The audience questions included,  role of dimensions d vs data size n,   lower bounds for estimators for risk/bias/variance, etc.

Joel Tropp, in a superhuman effort, spoke for 3 hours in one afternoon. He is a deliberate and precise speaker. He started with drawing the large arc of random matrices, from early days to now. Random matrix analyses are hard. He presented two simple, abstract principles (break random matrix into sum of independent ones and use exponential tailbounds on spectral properties) that he posited will be sufficient to do many of the random matrix analyses, if not to the finest bounds, good enough and more doable. He gave a few examples and then spent the rest of the lecture presenting matrix versions of bunch of inequalities that we know from non-matrix context (Bernstein, Markov, etc): these get remarkably subtle in form and proof. While many of us in TCS have worked with inequalities like this for specific problems we wished to solve and prove them as needed in the form we like, Joel has done a splendid job of abstracting these into well framed tools and polished/refined/applied them.

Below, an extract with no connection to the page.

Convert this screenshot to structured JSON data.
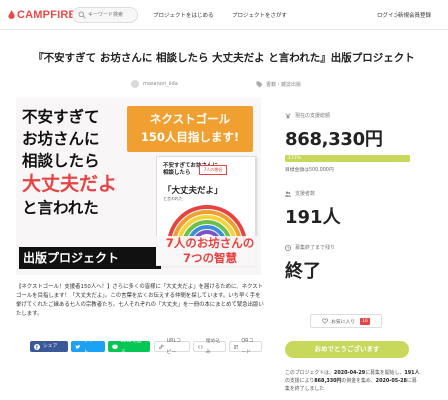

Focusing only on the expository potential of this work, this is akin to what Spencer/Alon book/lecture notes does for the probabilistic method with the traditional tools. You can check out the video to see his highly polished, superb performance.

ps: It was good to see Josh Bloom again. He is a man unconsciously full of remarkable quotes. He said, during our chat about the community of astronomers, "Astronomy is tiny".